Digital Music Programming 2: Homework 4: allpass filters

The goal of this homework is to implement an allpass filter, which has a difference equation of:
   y[n] = -g x[n] + x[n-1] + g y[n-1]

where y is the output signal, x is the input signal, and g is the feedback gain.

This is called a first-order allpass filter, because it only uses a one sample delay. It is possible to create second order allpass filters using up to a two-sample delay. Any-order allpass filters can be created by using an arbitrary amount of maximum delay.

The interesting thing about the allpass filter (of any order) is that the amplitudes of the frequencies are not changed as the sound travels through the filter. This may seem like a boring filter, but what does change is the time that it takes for different frequencies to get through the filter. Here is a plot of the group delay for the filter which describes how the sound is delays at various frequences and values of g, the gain.

Interesting note: water behaves as an allpass filter. Over long distances, the high frequencies will arrive sooner than lower frequencies. So you can hear thunder underwater from hundreds of miles away which sounds like a sinewave falling in pitch.

This is called dispersion. Here are some soundfiles which magnify the effect of the first order allpass several hundred times to make the frequency delays noticeable: [ dispersion of whitenoise | dispersion of whitenoise | dispersion of voice | dispersion of voice ]


  1. Draw the flowgraph for the first-order allpass filter.

  2. Calculate the z-transform of the first-order allpass filter.

  3. Calculate the transfer-function for the first-order allpass filter.
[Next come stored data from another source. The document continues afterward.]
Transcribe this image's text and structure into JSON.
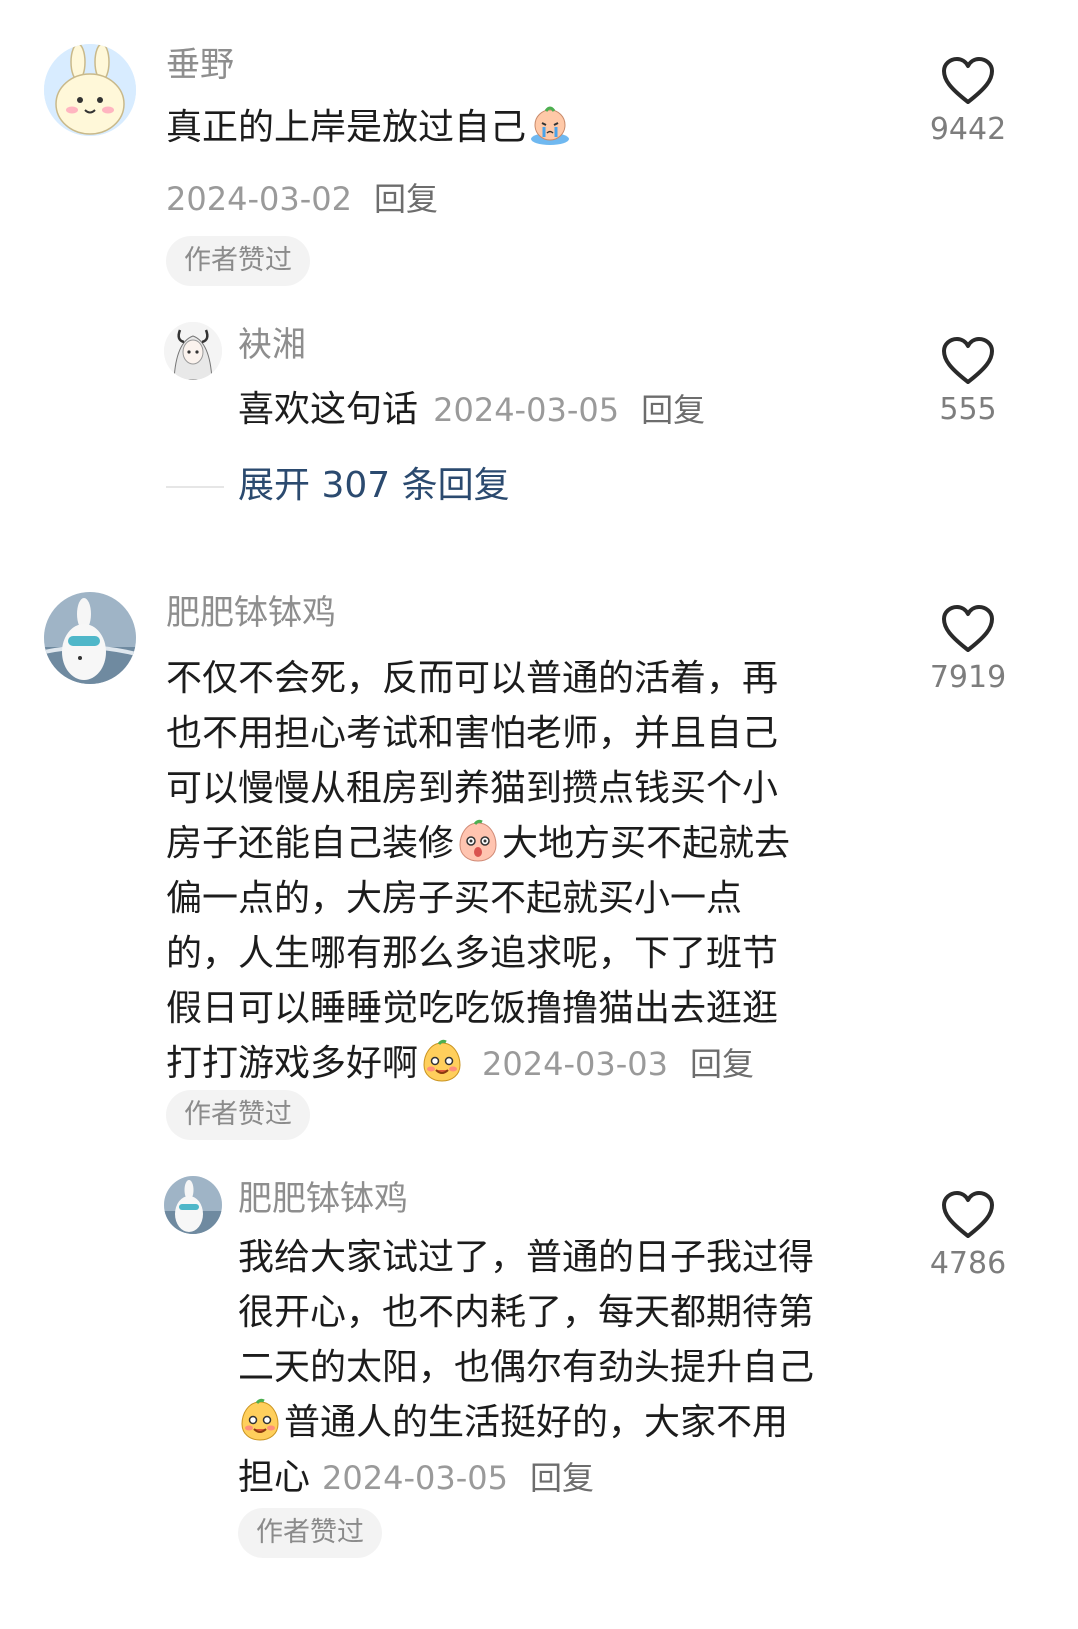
{
  "comments": [
    {
      "username": "垂野",
      "lines": [
        "真正的上岸是放过自己"
      ],
      "date": "2024-03-02",
      "reply_label": "回复",
      "badge": "作者赞过",
      "likes": "9442"
    },
    {
      "username": "肥肥钵钵鸡",
      "lines": [
        "不仅不会死，反而可以普通的活着，再",
        "也不用担心考试和害怕老师，并且自己",
        "可以慢慢从租房到养猫到攒点钱买个小",
        "房子还能自己装修",
        "大地方买不起就去",
        "偏一点的，大房子买不起就买小一点",
        "的，人生哪有那么多追求呢，下了班节",
        "假日可以睡睡觉吃吃饭撸撸猫出去逛逛",
        "打打游戏多好啊"
      ],
      "date": "2024-03-03",
      "reply_label": "回复",
      "badge": "作者赞过",
      "likes": "7919"
    }
  ],
  "replies": [
    {
      "username": "袂湘",
      "text": "喜欢这句话",
      "date": "2024-03-05",
      "reply_label": "回复",
      "likes": "555"
    },
    {
      "username": "肥肥钵钵鸡",
      "lines": [
        "我给大家试过了，普通的日子我过得",
        "很开心，也不内耗了，每天都期待第",
        "二天的太阳，也偶尔有劲头提升自己",
        "普通人的生活挺好的，大家不用",
        "担心"
      ],
      "date": "2024-03-05",
      "reply_label": "回复",
      "badge": "作者赞过",
      "likes": "4786"
    }
  ],
  "expand_replies": "展开 307 条回复",
  "colors": {
    "username": "#8e8e8e",
    "meta": "#9a9a9a",
    "expand_link": "#2b4a6f",
    "badge_bg": "#f3f3f3"
  },
  "icons": {
    "like": "heart-outline-icon",
    "emoji_crying": "crying-emoji-icon",
    "emoji_shocked": "shocked-peach-emoji-icon",
    "emoji_smile": "smiling-emoji-icon"
  }
}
  4. Implement as a Max/MSP object a first-order allpass filter using difference equation given above.

  5. Test your implementation of the allpass filter in Max/MSP with a patch that starts with loading a sound sample such as whitenoise, a spoken word, or a instrument note in to memory. Send this sound through your allpass filter with your choice of g feedback gain -- 0.5 to 1.0 is a good range to choose from. Send the sound again and again though the filter. Come back after an hour and listen to the output sound. How does it sound different from the original sound?

    Email me the original sound and the final output sound, as well as the g value which you choose. Also, it would be nice to count how many times the sound goes through the filter. Starting around 1000 times, you should be able to start hearing a difference from the original sound.

  6. Extra Credit: implement a second-order allpass filter as a Max/MSP object:
       y[n] = -g x[n] + x[n-2] + g y[n-2]
  7. Extra Extra Credit: implement a Nth-order allpass filter:
       y[n] = -g x[n] + x[n-N] + g y[n-N]
    Where N is any (reasonably) positive integer which represents a delay amount in samples.